For a moment she thought quite seriously of screaming at him. Instead she bit her tongue, and took a mental step back. Underneath her irritation, her guilt, her grief, there was bone-deep exhaustion. She had not slept, she had not eaten, she had too much left to do, and none of that was the fault of the physician. “I didn’t close anything,” she said, with more civility than she felt. “But he sure as hell did.”
Novanadyr’s traffic control guided them through the atmosphere and onto the spaceport’s tarmac, keeping them hovering until they were waved into the hangar. The deck coordinator assigned them a spot right by the back door. She appreciated the placement—she always preferred to be close to the exit, even on a developed colony—but she suspected they were simply hoping that Central wouldn’t leave their representatives on the surface for long.
They took one of the public trams to the police station. Elena was aware of stares. She kept her face expressionless and her eyes forward; both of her hands gripped the railing, but she was conscious of her handgun at her hip. Next to her Bob leaned into the wind, a half smile on his face. At one point he turned to a woman standing behind them and said hello. The woman looked startled and moved away; Bob gave a low chuckle.
“We need to be efficient,” she told Bob as the tram slowed in front of the station. “Once we walk in there, the press will descend like vultures.” She hopped off, Bob at her heels.
“A proper postmortem is going to take me at least an hour,” he warned her.
“You do what you need,” she said. “If we get separated, you can go ahead and take the shuttle back up.”
“He’ll skin me alive if I do that, Chief.”
“He’ll skin me alive, too. But I’m not sticking around here if it means dealing with stringers.” If she had to choose between Greg’s anger and the full force of the press corps, she would face her captain’s rage.
His lips thinned, and he shook his head. “Stubborn,” he murmured, and she knew she’d won this one.
As they were walking up to the station’s entrance, a wide gap open to the building’s lobby, she caught sight of a man halfway up the block, slouching against the wall, eyes looking ahead at nothing, as if he were listening to a comm. He was absurdly thin, absurdly tall, and absurdly handsome.
She cursed.
“Bloody Ancher,” she said to Bob’s look. Ancher was a stringer: a professional journalist who had covered the Corps for years. He was tenacious, good-natured, and entirely without ethics. “Someone’s leaked that the dead man is a soldier.”
“Then we’d better get it done,” Bob said wearily, and opened the door.
The desk officer, a young man with disapproving eyes, checked her weapon and directed them upstairs to the main office, a wide, airy room spanning the width of the building. Behind the reception desk stood a young woman, pale and petite, like Jessica; but her hair was dark, her skin was free of freckles, and she lacked Jess’s palpable exuberance.
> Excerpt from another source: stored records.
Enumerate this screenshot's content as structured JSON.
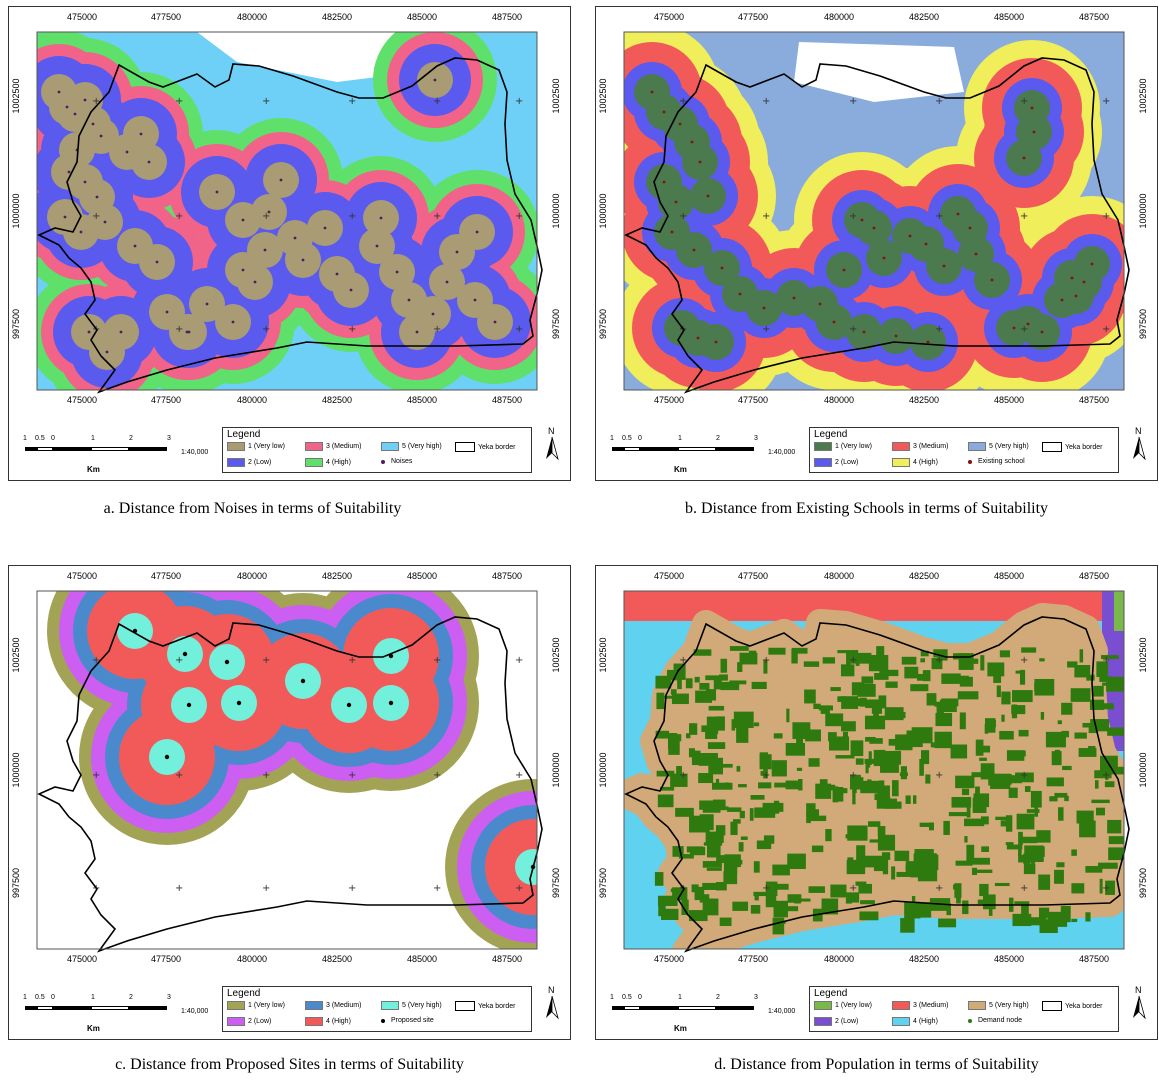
{
  "x_ticks": [
    "475000",
    "477500",
    "480000",
    "482500",
    "485000",
    "487500"
  ],
  "y_ticks": [
    "1002500",
    "1000000",
    "997500"
  ],
  "scale": {
    "labels": [
      "1",
      "0.5",
      "0",
      "1",
      "2",
      "3"
    ],
    "unit": "Km",
    "ratio": "1:40,000"
  },
  "north_label": "N",
  "legend_title": "Legend",
  "border_label": "Yeka border",
  "panels": [
    {
      "caption": "a. Distance from Noises in terms of Suitability",
      "legend": [
        {
          "label": "1 (Very low)",
          "color": "#a99b74"
        },
        {
          "label": "2 (Low)",
          "color": "#5a5aee"
        },
        {
          "label": "3 (Medium)",
          "color": "#f2638a"
        },
        {
          "label": "4 (High)",
          "color": "#5ee06a"
        },
        {
          "label": "5 (Very high)",
          "color": "#6ed0f7"
        }
      ],
      "point_label": "Noises",
      "point_color": "#4a2060"
    },
    {
      "caption": "b. Distance from Existing Schools in terms of Suitability",
      "legend": [
        {
          "label": "1 (Very low)",
          "color": "#4a7a4e"
        },
        {
          "label": "2 (Low)",
          "color": "#5a5aee"
        },
        {
          "label": "3 (Medium)",
          "color": "#f25a5a"
        },
        {
          "label": "4 (High)",
          "color": "#f0ee5a"
        },
        {
          "label": "5 (Very high)",
          "color": "#8aacdc"
        }
      ],
      "point_label": "Existing school",
      "point_color": "#8a1010"
    },
    {
      "caption": "c. Distance from Proposed Sites in terms of Suitability",
      "legend": [
        {
          "label": "1 (Very low)",
          "color": "#a3a356"
        },
        {
          "label": "2 (Low)",
          "color": "#cc5ef2"
        },
        {
          "label": "3 (Medium)",
          "color": "#4a8acc"
        },
        {
          "label": "4 (High)",
          "color": "#f25a5a"
        },
        {
          "label": "5 (Very high)",
          "color": "#72f0dc"
        }
      ],
      "point_label": "Proposed site",
      "point_color": "#000000"
    },
    {
      "caption": "d. Distance from Population in terms of Suitability",
      "legend": [
        {
          "label": "1 (Very low)",
          "color": "#7ab84a"
        },
        {
          "label": "2 (Low)",
          "color": "#7a4ed0"
        },
        {
          "label": "3 (Medium)",
          "color": "#f25a5a"
        },
        {
          "label": "4 (High)",
          "color": "#5ed2ee"
        },
        {
          "label": "5 (Very high)",
          "color": "#d2aa7a"
        }
      ],
      "point_label": "Demand node",
      "point_color": "#2a7a10"
    }
  ]
}
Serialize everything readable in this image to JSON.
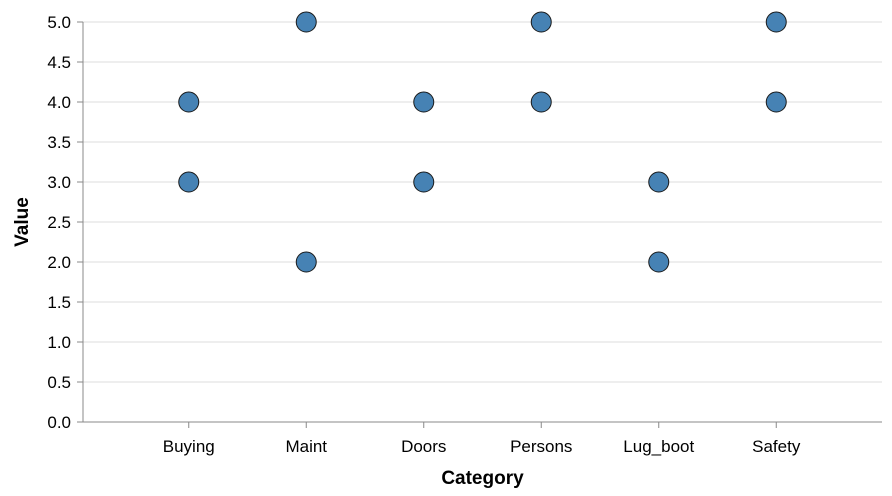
{
  "chart_data": {
    "type": "scatter",
    "title": "",
    "xlabel": "Category",
    "ylabel": "Value",
    "categories": [
      "Buying",
      "Maint",
      "Doors",
      "Persons",
      "Lug_boot",
      "Safety"
    ],
    "ylim": [
      0,
      5
    ],
    "yticks": [
      "0.0",
      "0.5",
      "1.0",
      "1.5",
      "2.0",
      "2.5",
      "3.0",
      "3.5",
      "4.0",
      "4.5",
      "5.0"
    ],
    "grid": true,
    "point_color": "#4682b4",
    "points": [
      {
        "x": "Buying",
        "y": 4
      },
      {
        "x": "Buying",
        "y": 3
      },
      {
        "x": "Maint",
        "y": 5
      },
      {
        "x": "Maint",
        "y": 2
      },
      {
        "x": "Doors",
        "y": 4
      },
      {
        "x": "Doors",
        "y": 3
      },
      {
        "x": "Persons",
        "y": 5
      },
      {
        "x": "Persons",
        "y": 4
      },
      {
        "x": "Lug_boot",
        "y": 3
      },
      {
        "x": "Lug_boot",
        "y": 2
      },
      {
        "x": "Safety",
        "y": 5
      },
      {
        "x": "Safety",
        "y": 4
      }
    ]
  }
}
She watched them patiently, and Elena stood back, allowing Bob to handle the social aspects. “Good afternoon,” he said to the officer. “We’re here to see Chief Stoya.”
He flashed her a smile that Elena had long ago noted many women—even as young as this one—found charming. Elena saw the pale cheeks color a little, and her dark eyes warmed. “Of course,” she replied easily, giving Elena a perfunctory glance. “I’ll let him know you’re here.” She walked off toward the private offices that lined the room’s interior walls.
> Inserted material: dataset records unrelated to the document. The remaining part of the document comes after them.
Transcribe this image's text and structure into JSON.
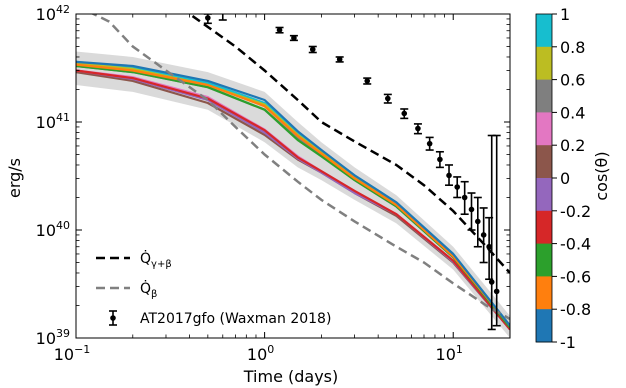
{
  "chart_data": {
    "type": "line",
    "xlabel": "Time (days)",
    "ylabel": "erg/s",
    "xscale": "log",
    "yscale": "log",
    "xlim": [
      0.1,
      20
    ],
    "ylim": [
      1e+39,
      1e+42
    ],
    "x_ticks": [
      {
        "value": 0.1,
        "base": "10",
        "exp": "−1"
      },
      {
        "value": 1,
        "base": "10",
        "exp": "0"
      },
      {
        "value": 10,
        "base": "10",
        "exp": "1"
      }
    ],
    "y_ticks": [
      {
        "value": 1e+39,
        "base": "10",
        "exp": "39"
      },
      {
        "value": 1e+40,
        "base": "10",
        "exp": "40"
      },
      {
        "value": 1e+41,
        "base": "10",
        "exp": "41"
      },
      {
        "value": 1e+42,
        "base": "10",
        "exp": "42"
      }
    ],
    "grid": false,
    "legend": {
      "position": "lower-left",
      "entries": [
        {
          "key": "q_gamma_beta",
          "label": "Q̇",
          "sub": "γ+β",
          "style": "dashed",
          "color": "#000000"
        },
        {
          "key": "q_beta",
          "label": "Q̇",
          "sub": "β",
          "style": "dashed",
          "color": "#808080"
        },
        {
          "key": "observed",
          "label": "AT2017gfo (Waxman 2018)",
          "style": "errorbar",
          "color": "#000000"
        }
      ]
    },
    "heating_rates": [
      {
        "key": "q_gamma_beta",
        "color": "#000000",
        "x": [
          0.1,
          0.2,
          0.4,
          0.7,
          1.0,
          1.5,
          2.0,
          3.0,
          5.0,
          7.0,
          10.0,
          15.0,
          20.0
        ],
        "y": [
          5e+42,
          2.2e+42,
          1e+42,
          5e+41,
          3e+41,
          1.6e+41,
          1e+41,
          6.6e+40,
          4e+40,
          2.6e+40,
          1.5e+40,
          7e+39,
          4e+39
        ]
      },
      {
        "key": "q_beta",
        "color": "#808080",
        "x": [
          0.1,
          0.15,
          0.2,
          0.3,
          0.5,
          0.7,
          1.0,
          1.5,
          2.0,
          3.0,
          5.0,
          7.0,
          10.0,
          15.0,
          20.0
        ],
        "y": [
          1.2e+42,
          8.5e+41,
          5e+41,
          3e+41,
          1.6e+41,
          9e+40,
          5e+40,
          2.8e+40,
          1.9e+40,
          1.2e+40,
          7e+39,
          5e+39,
          3.2e+39,
          2e+39,
          1.5e+39
        ]
      }
    ],
    "observed": {
      "name": "AT2017gfo (Waxman 2018)",
      "points": [
        {
          "t": 0.5,
          "L": 9.2e+41,
          "lo": 8.2e+41,
          "hi": 1e+42
        },
        {
          "t": 0.6,
          "L": 1.12e+42,
          "lo": 8.8e+41,
          "hi": 1.3e+42
        },
        {
          "t": 1.2,
          "L": 7.1e+41,
          "lo": 6.7e+41,
          "hi": 7.5e+41
        },
        {
          "t": 1.43,
          "L": 6e+41,
          "lo": 5.7e+41,
          "hi": 6.3e+41
        },
        {
          "t": 1.8,
          "L": 4.7e+41,
          "lo": 4.4e+41,
          "hi": 5e+41
        },
        {
          "t": 2.5,
          "L": 3.8e+41,
          "lo": 3.6e+41,
          "hi": 4e+41
        },
        {
          "t": 3.5,
          "L": 2.4e+41,
          "lo": 2.25e+41,
          "hi": 2.55e+41
        },
        {
          "t": 4.5,
          "L": 1.65e+41,
          "lo": 1.5e+41,
          "hi": 1.8e+41
        },
        {
          "t": 5.5,
          "L": 1.2e+41,
          "lo": 1.08e+41,
          "hi": 1.32e+41
        },
        {
          "t": 6.5,
          "L": 8.7e+40,
          "lo": 7.8e+40,
          "hi": 9.6e+40
        },
        {
          "t": 7.5,
          "L": 6.3e+40,
          "lo": 5.5e+40,
          "hi": 7.2e+40
        },
        {
          "t": 8.5,
          "L": 4.5e+40,
          "lo": 3.8e+40,
          "hi": 5.3e+40
        },
        {
          "t": 9.5,
          "L": 3.2e+40,
          "lo": 2.6e+40,
          "hi": 4e+40
        },
        {
          "t": 10.5,
          "L": 2.5e+40,
          "lo": 2e+40,
          "hi": 3.1e+40
        },
        {
          "t": 11.5,
          "L": 2e+40,
          "lo": 1.4e+40,
          "hi": 2.8e+40
        },
        {
          "t": 12.5,
          "L": 1.55e+40,
          "lo": 1e+40,
          "hi": 2.2e+40
        },
        {
          "t": 13.5,
          "L": 1.2e+40,
          "lo": 7e+39,
          "hi": 2e+40
        },
        {
          "t": 14.5,
          "L": 9e+39,
          "lo": 5e+39,
          "hi": 1.6e+40
        },
        {
          "t": 15.5,
          "L": 7e+39,
          "lo": 3.5e+39,
          "hi": 1.3e+40
        },
        {
          "t": 16.0,
          "L": 3.3e+39,
          "lo": 1.2e+39,
          "hi": 7.5e+40
        },
        {
          "t": 17.0,
          "L": 2.7e+39,
          "lo": 1.3e+39,
          "hi": 7.5e+40
        }
      ]
    },
    "colorbar": {
      "label": "cos(θ)",
      "ticks": [
        "1",
        "0.8",
        "0.6",
        "0.4",
        "0.2",
        "0",
        "-0.2",
        "-0.4",
        "-0.6",
        "-0.8",
        "-1"
      ],
      "colors": [
        "#17becf",
        "#bcbd22",
        "#7f7f7f",
        "#e377c2",
        "#8c564b",
        "#9467bd",
        "#d62728",
        "#2ca02c",
        "#ff7f0e",
        "#1f77b4"
      ]
    },
    "viewing_angle_lightcurves": [
      {
        "cos_theta": 0.9,
        "color": "#17becf",
        "x": [
          0.1,
          0.2,
          0.5,
          1.0,
          1.5,
          2.0,
          3.0,
          5.0,
          10.0,
          20.0
        ],
        "y": [
          3.6e+41,
          3.2e+41,
          2.3e+41,
          1.5e+41,
          8e+40,
          5.4e+40,
          3.2e+40,
          1.8e+40,
          6e+39,
          1.3e+39
        ]
      },
      {
        "cos_theta": 0.7,
        "color": "#bcbd22",
        "x": [
          0.1,
          0.2,
          0.5,
          1.0,
          1.5,
          2.0,
          3.0,
          5.0,
          10.0,
          20.0
        ],
        "y": [
          3.5e+41,
          3.1e+41,
          2.2e+41,
          1.45e+41,
          7.6e+40,
          5.2e+40,
          3.1e+40,
          1.75e+40,
          5.8e+39,
          1.3e+39
        ]
      },
      {
        "cos_theta": 0.5,
        "color": "#7f7f7f",
        "x": [
          0.1,
          0.2,
          0.5,
          1.0,
          1.5,
          2.0,
          3.0,
          5.0,
          10.0,
          20.0
        ],
        "y": [
          3.3e+41,
          2.9e+41,
          2.1e+41,
          1.3e+41,
          7e+40,
          4.9e+40,
          2.9e+40,
          1.65e+40,
          5.6e+39,
          1.25e+39
        ]
      },
      {
        "cos_theta": 0.3,
        "color": "#e377c2",
        "x": [
          0.1,
          0.2,
          0.5,
          1.0,
          1.5,
          2.0,
          3.0,
          5.0,
          10.0,
          20.0
        ],
        "y": [
          3e+41,
          2.6e+41,
          1.7e+41,
          8.5e+40,
          4.8e+40,
          3.5e+40,
          2.3e+40,
          1.4e+40,
          5.2e+39,
          1.2e+39
        ]
      },
      {
        "cos_theta": 0.1,
        "color": "#8c564b",
        "x": [
          0.1,
          0.2,
          0.5,
          1.0,
          1.5,
          2.0,
          3.0,
          5.0,
          10.0,
          20.0
        ],
        "y": [
          2.9e+41,
          2.4e+41,
          1.5e+41,
          7.6e+40,
          4.5e+40,
          3.4e+40,
          2.2e+40,
          1.35e+40,
          5e+39,
          1.2e+39
        ]
      },
      {
        "cos_theta": -0.1,
        "color": "#9467bd",
        "x": [
          0.1,
          0.2,
          0.5,
          1.0,
          1.5,
          2.0,
          3.0,
          5.0,
          10.0,
          20.0
        ],
        "y": [
          3e+41,
          2.5e+41,
          1.6e+41,
          8e+40,
          4.6e+40,
          3.4e+40,
          2.2e+40,
          1.4e+40,
          5.1e+39,
          1.2e+39
        ]
      },
      {
        "cos_theta": -0.3,
        "color": "#d62728",
        "x": [
          0.1,
          0.2,
          0.5,
          1.0,
          1.5,
          2.0,
          3.0,
          5.0,
          10.0,
          20.0
        ],
        "y": [
          3e+41,
          2.55e+41,
          1.65e+41,
          8.4e+40,
          4.7e+40,
          3.5e+40,
          2.3e+40,
          1.4e+40,
          5.2e+39,
          1.2e+39
        ]
      },
      {
        "cos_theta": -0.5,
        "color": "#2ca02c",
        "x": [
          0.1,
          0.2,
          0.5,
          1.0,
          1.5,
          2.0,
          3.0,
          5.0,
          10.0,
          20.0
        ],
        "y": [
          3.3e+41,
          2.9e+41,
          2.1e+41,
          1.3e+41,
          6.8e+40,
          4.8e+40,
          2.9e+40,
          1.65e+40,
          5.6e+39,
          1.25e+39
        ]
      },
      {
        "cos_theta": -0.7,
        "color": "#ff7f0e",
        "x": [
          0.1,
          0.2,
          0.5,
          1.0,
          1.5,
          2.0,
          3.0,
          5.0,
          10.0,
          20.0
        ],
        "y": [
          3.4e+41,
          3e+41,
          2.2e+41,
          1.4e+41,
          7.4e+40,
          5.1e+40,
          3e+40,
          1.7e+40,
          5.7e+39,
          1.3e+39
        ]
      },
      {
        "cos_theta": -0.9,
        "color": "#1f77b4",
        "x": [
          0.1,
          0.2,
          0.5,
          1.0,
          1.5,
          2.0,
          3.0,
          5.0,
          10.0,
          20.0
        ],
        "y": [
          3.6e+41,
          3.3e+41,
          2.4e+41,
          1.6e+41,
          8.2e+40,
          5.5e+40,
          3.2e+40,
          1.8e+40,
          6e+39,
          1.3e+39
        ]
      }
    ],
    "uncertainty_band": {
      "color": "#d3d3d3",
      "x": [
        0.1,
        0.2,
        0.5,
        1.0,
        1.5,
        2.0,
        3.0,
        5.0,
        10.0,
        20.0
      ],
      "lo": [
        2.2e+41,
        1.9e+41,
        1.3e+41,
        6.5e+40,
        3.8e+40,
        2.9e+40,
        1.9e+40,
        1.15e+40,
        4.3e+39,
        1e+39
      ],
      "hi": [
        4.5e+41,
        4e+41,
        2.9e+41,
        1.9e+41,
        1e+41,
        6.5e+40,
        3.8e+40,
        2.1e+40,
        7e+39,
        1.6e+39
      ]
    }
  }
}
One of the office doors opened, and the weary-eyed Chief Stoya emerged. In person he seemed smaller, although he was easily Elena’s height. She thought the illusion came from the way he moved, compact and efficient, threading himself between the desks with ease. He scanned the room with wary intelligence, and despite his cold expression she wondered if he would prove more flexible than she had assumed.
She did not have to wonder long. He shot her a look of open dislike, then let his gaze settle on Bob. “You are Doctor Hastings,” he said. His rigid mouth thinned. “Doctor Velikovsky is waiting for you downstairs in the morgue,” he said. “Officer Keller will escort you.”